Ärzte Zeitung, 06.05.2010

Post will 39 Cent netto für "Hybrid-Brief"

BONN (dpa). Die Deutsche Post reagiert bei ihrem geplanten Online-Angebot eines Hybrid-Briefs auf die neu verordnete Mehrwertsteuer für Geschäftskunden: Für die Botenzustellung eines online eingesandten Standardbriefs will die Post nun 39 Cent. Das bedeutet einen Rabatt gegenüber dem bisher geplanten Angebot von 46 Cent. Allerdings kommen im Falle von Mehrwertsteuerpflicht noch 19 Prozent hinzu. Brutto ändert sich der Preis damit kaum.

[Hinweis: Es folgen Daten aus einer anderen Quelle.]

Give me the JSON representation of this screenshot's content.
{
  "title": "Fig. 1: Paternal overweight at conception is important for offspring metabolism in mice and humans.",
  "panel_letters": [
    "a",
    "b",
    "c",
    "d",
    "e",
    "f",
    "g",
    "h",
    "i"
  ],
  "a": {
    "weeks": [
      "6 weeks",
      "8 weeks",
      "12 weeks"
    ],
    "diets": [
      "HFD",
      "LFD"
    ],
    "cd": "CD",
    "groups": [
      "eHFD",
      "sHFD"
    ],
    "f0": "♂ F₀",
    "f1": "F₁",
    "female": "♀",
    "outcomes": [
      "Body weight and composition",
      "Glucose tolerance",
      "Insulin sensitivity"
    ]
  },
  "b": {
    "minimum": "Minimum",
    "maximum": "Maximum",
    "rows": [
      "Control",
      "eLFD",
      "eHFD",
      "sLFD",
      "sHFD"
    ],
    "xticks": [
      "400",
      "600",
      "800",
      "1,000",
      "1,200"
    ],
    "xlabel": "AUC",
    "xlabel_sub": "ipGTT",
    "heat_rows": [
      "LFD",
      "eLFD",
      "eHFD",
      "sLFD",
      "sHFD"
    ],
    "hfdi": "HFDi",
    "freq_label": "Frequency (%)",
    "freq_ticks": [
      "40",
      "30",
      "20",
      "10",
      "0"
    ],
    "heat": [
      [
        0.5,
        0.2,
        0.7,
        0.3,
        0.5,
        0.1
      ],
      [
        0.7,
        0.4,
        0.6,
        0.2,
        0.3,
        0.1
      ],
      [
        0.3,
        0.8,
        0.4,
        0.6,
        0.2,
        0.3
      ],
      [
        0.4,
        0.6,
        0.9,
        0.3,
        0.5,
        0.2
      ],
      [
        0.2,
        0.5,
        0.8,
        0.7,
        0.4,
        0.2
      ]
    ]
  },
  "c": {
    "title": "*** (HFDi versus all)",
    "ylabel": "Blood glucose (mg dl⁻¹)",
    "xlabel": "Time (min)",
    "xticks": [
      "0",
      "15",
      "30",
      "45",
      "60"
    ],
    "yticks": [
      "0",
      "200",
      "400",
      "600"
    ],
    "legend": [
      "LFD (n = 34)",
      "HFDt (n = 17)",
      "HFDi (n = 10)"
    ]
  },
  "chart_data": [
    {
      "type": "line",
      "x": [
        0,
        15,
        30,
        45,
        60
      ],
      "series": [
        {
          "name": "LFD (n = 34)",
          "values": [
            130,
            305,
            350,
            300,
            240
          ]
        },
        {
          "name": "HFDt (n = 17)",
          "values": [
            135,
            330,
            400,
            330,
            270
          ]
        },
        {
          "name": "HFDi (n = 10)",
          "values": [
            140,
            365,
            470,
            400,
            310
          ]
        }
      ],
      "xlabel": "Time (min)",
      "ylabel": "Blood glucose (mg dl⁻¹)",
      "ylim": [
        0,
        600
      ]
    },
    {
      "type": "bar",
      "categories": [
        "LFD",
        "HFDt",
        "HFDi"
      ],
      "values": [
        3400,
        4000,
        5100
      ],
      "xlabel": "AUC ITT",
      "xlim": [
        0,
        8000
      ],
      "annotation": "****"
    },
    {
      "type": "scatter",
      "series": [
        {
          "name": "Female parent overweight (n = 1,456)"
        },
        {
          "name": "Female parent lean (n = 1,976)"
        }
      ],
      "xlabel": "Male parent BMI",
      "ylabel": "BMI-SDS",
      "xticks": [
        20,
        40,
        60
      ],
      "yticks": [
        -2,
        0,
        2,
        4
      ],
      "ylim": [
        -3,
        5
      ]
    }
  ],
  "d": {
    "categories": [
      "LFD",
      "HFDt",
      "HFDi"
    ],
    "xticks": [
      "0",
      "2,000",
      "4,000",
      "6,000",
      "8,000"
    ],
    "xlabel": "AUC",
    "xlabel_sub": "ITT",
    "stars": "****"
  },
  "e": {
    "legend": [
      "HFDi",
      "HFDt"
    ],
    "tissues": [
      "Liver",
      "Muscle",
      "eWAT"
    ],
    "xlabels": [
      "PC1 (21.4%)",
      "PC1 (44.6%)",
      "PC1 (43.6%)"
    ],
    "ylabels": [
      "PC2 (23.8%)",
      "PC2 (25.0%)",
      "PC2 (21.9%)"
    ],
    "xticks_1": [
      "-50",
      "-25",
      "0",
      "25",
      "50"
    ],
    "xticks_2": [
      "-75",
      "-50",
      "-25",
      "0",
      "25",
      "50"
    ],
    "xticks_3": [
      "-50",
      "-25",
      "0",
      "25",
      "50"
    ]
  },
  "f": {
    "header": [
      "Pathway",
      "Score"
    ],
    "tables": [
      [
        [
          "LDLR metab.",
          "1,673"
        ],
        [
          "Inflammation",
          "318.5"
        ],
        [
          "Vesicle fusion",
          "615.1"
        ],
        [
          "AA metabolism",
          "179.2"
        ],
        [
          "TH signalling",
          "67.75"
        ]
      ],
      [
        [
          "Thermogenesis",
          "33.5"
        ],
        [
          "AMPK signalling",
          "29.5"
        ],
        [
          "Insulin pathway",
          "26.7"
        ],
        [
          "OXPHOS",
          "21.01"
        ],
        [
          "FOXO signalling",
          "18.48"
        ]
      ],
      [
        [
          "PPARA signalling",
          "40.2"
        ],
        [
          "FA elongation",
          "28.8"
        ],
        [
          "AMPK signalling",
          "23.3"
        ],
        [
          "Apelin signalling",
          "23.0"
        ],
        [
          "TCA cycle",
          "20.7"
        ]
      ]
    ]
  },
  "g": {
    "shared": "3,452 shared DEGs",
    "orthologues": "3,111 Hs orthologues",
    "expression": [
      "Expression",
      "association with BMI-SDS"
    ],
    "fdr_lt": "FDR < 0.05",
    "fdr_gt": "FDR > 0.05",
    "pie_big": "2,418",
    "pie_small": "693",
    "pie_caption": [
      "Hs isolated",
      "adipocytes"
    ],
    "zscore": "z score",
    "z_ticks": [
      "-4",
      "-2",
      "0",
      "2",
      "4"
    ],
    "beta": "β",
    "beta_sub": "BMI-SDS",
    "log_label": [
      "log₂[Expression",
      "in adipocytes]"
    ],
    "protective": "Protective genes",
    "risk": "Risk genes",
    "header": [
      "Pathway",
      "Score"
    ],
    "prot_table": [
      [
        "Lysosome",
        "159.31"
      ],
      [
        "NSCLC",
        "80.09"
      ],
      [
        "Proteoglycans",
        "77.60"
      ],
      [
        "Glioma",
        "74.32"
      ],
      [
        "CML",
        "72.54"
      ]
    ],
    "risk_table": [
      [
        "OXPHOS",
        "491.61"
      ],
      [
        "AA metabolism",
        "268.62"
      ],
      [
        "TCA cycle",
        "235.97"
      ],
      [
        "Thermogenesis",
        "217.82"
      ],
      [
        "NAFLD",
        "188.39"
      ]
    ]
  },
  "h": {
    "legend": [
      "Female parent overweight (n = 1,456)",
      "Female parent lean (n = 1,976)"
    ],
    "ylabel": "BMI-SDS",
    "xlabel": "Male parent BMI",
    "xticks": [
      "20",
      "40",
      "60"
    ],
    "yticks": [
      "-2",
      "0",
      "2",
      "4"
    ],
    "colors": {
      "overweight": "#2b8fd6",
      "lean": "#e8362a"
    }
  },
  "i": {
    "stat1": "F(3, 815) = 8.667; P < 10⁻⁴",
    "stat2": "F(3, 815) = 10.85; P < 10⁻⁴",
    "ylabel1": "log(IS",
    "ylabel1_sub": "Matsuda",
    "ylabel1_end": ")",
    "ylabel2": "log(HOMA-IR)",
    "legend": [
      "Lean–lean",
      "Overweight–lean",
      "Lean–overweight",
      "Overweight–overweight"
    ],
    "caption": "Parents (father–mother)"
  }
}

Die Post reichte einen entsprechenden Antrag zur Genehmigung bei der Bundesnetzagentur ein, wie ein Sprecher Post-Sprecher am Mittwoch in Bonn bestätigte. Ein herkömmlicher Standardbrief kostet 55 Cent.

Die 39 Cent plus Mehrwertsteuer umfassen nur Beförderung und Zustellung beim so genannten Hybrid-Brief. Solche Briefe sollen über das Online-Portal der Deutschen Post angenommen, anschließend ausgedruckt, kuvertiert, frankiert und schließlich vom Boten zugestellt werden. Der Hybrid-Brief ist vor allem für die vielen Millionen Empfänger-Haushalte gedacht, die noch keinen Internet-Anschluss haben oder ihn nicht für Postsendungen nutzen.

Was der "Hybrid-Brief" insgesamt den Kunden kostet, also Online-Gebühr plus Zustellung, ist noch unklar. Das hängt auch ab vom Preis für den reinen Online-Brief, der dem Empfänger auch elektronisch übermittelt wird. Die Einführung der elektronischen Angebote der Post ist für den Juli geplant. Zeitnah sollen auch die genauen Preise bekanntgemacht werden.